Secondly, we noticed a divergent movement in Full employment and Underemployment rates between Q3’2019 and Q2’2020. According to the NBS, Full employment defines a situation in which a person works on a sustainable basis for a minimum of 40 hours a week, while Underemployment defines a weekly working duration of between 20 and 39 hours on a sustainable basis. Given the data release, the number of persons in Full employment declined by 30.7% (or 15.72mn) between Q3’2019 and Q2’2020 to 35.58 million, while the number of Underemployed persons rose by 25.9% (4.72mn) to 22.94 million over the same period.

From one perspective, we suspect that the divergent trend (the marked decline in Full employment and the surge in Underemployment size) could be due to the downsizing of employees (most of whom could be full-time staff) by some businesses/companies badly affected by the pandemic as a result of which most of the affected persons settled for Underemployed jobs to keep their body, soul, and spirit intact.

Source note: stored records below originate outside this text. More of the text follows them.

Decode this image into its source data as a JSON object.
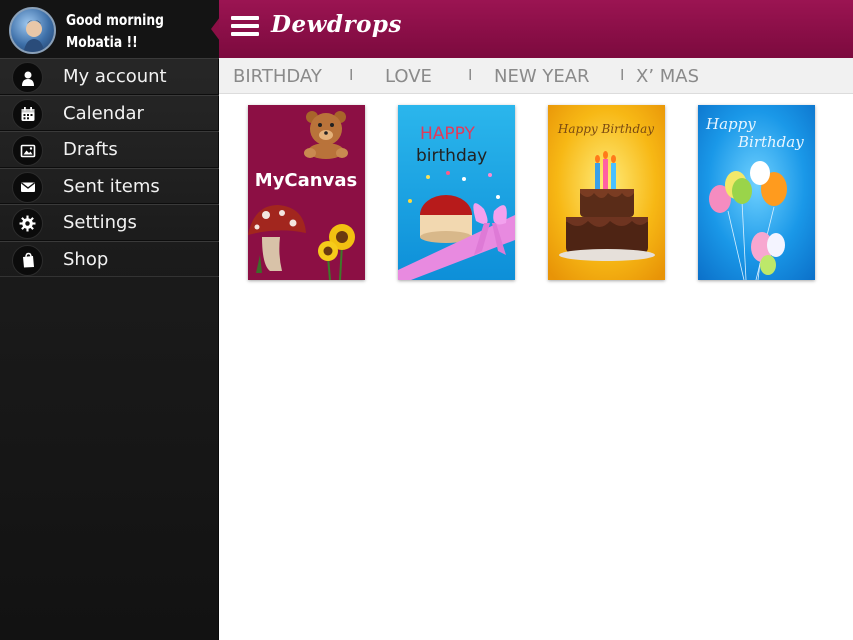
{
  "profile": {
    "greeting_line1": "Good morning",
    "greeting_line2": "Mobatia !!"
  },
  "sidebar": {
    "items": [
      {
        "label": "My account",
        "icon": "person-icon"
      },
      {
        "label": "Calendar",
        "icon": "calendar-icon"
      },
      {
        "label": "Drafts",
        "icon": "image-icon"
      },
      {
        "label": "Sent items",
        "icon": "envelope-icon"
      },
      {
        "label": "Settings",
        "icon": "gear-icon"
      },
      {
        "label": "Shop",
        "icon": "shopping-bag-icon"
      }
    ]
  },
  "header": {
    "title": "Dewdrops",
    "accent_color": "#8b0f45"
  },
  "tabs": [
    {
      "label": "BIRTHDAY"
    },
    {
      "label": "LOVE"
    },
    {
      "label": "NEW YEAR"
    },
    {
      "label": "X’ MAS"
    }
  ],
  "tab_separator": "I",
  "cards": [
    {
      "text": "MyCanvas"
    },
    {
      "text_line1": "HAPPY",
      "text_line2": "birthday"
    },
    {
      "text": "Happy Birthday"
    },
    {
      "text_line1": "Happy",
      "text_line2": "Birthday"
    }
  ]
}
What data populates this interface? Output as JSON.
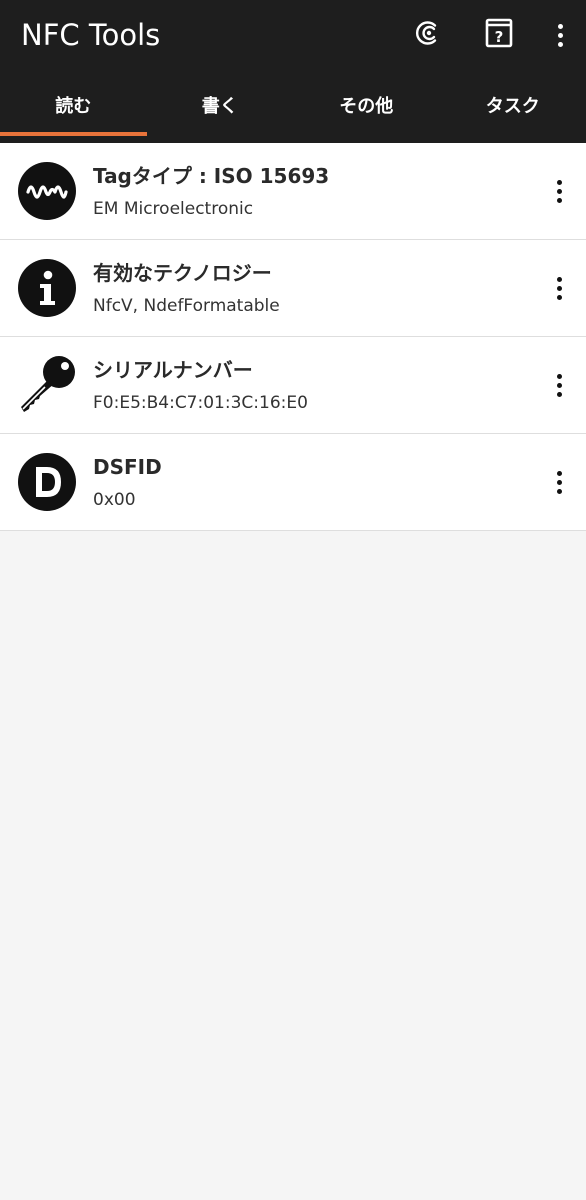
{
  "appbar": {
    "title": "NFC Tools",
    "actions": [
      {
        "icon": "nfc-c-icon"
      },
      {
        "icon": "help-book-icon"
      },
      {
        "icon": "more-vert-icon"
      }
    ]
  },
  "tabs": [
    {
      "label": "読む",
      "active": true
    },
    {
      "label": "書く",
      "active": false
    },
    {
      "label": "その他",
      "active": false
    },
    {
      "label": "タスク",
      "active": false
    }
  ],
  "items": [
    {
      "icon": "waveform-icon",
      "title": "Tagタイプ : ISO 15693",
      "subtitle": "EM Microelectronic"
    },
    {
      "icon": "info-icon",
      "title": "有効なテクノロジー",
      "subtitle": "NfcV, NdefFormatable"
    },
    {
      "icon": "key-icon",
      "title": "シリアルナンバー",
      "subtitle": "F0:E5:B4:C7:01:3C:16:E0"
    },
    {
      "icon": "d-letter-icon",
      "title": "DSFID",
      "subtitle": "0x00"
    }
  ],
  "colors": {
    "appbar_bg": "#1e1e1e",
    "tab_indicator": "#e8733a",
    "page_bg": "#f5f5f5"
  }
}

From another perspective, the divergent trend could be partly attributed to the sudden shift of most business and learning activities to online medium (in other to comply with social distance directive), hence, making some jobs that previously required 40 hours or more (per week) to be completed to now require less.

Thirdly, the total number of Unemployed persons (defined as working between 0 and 19 hours weekly) rose by 4% to 21.76 million from 20.92 million in Q3’2019. When disaggregated based on educational qualifications, holders of First degree/HND accounted for the largest portion – 14%, while the lowest portion – 5.9% are those in Vocational/Commercial education. This further highlights the need for the government to implement policies that will support SMEs, as the sector has strong potential to absorb the large unemployed population.

Lastly, in terms of Age-group, the age range of 15-24 years accounted for the highest proportion of Unemployment rate – 40.81%, while the age range of 45-54 years accounted for the least – 17.14%. This underscores the high rate of youth unemployment in the country; the bane for the rise in social vices.

Peer review of Misery Index.

Drawing from the most recent statistics from Nigeria and five other top economies in Africa –South Africa, Ghana, Algeria, Egypt, and Kenya, Nigeria’s Misery Index stood at 39.92% (based on the orthodox Author Okun’s Misery Index composition – Inflation plus Unemployment rate), high above the five other African peers. This implies that the Nigeran economy is less healthy compared to selected African peers, and an average Nigerian citizen has a relatively low living standard.

Using the John Hopkins modified Misery Index model which is obtained from the difference between the sum of unemployment, inflation, and lending rate and the real GDP growth rate (i.e. Un+In+Lr-GDP), Nigeria’s Misery Index still settled high above other peers, printing at 66.88% compared to the closest peer, Ghana with 47.80%.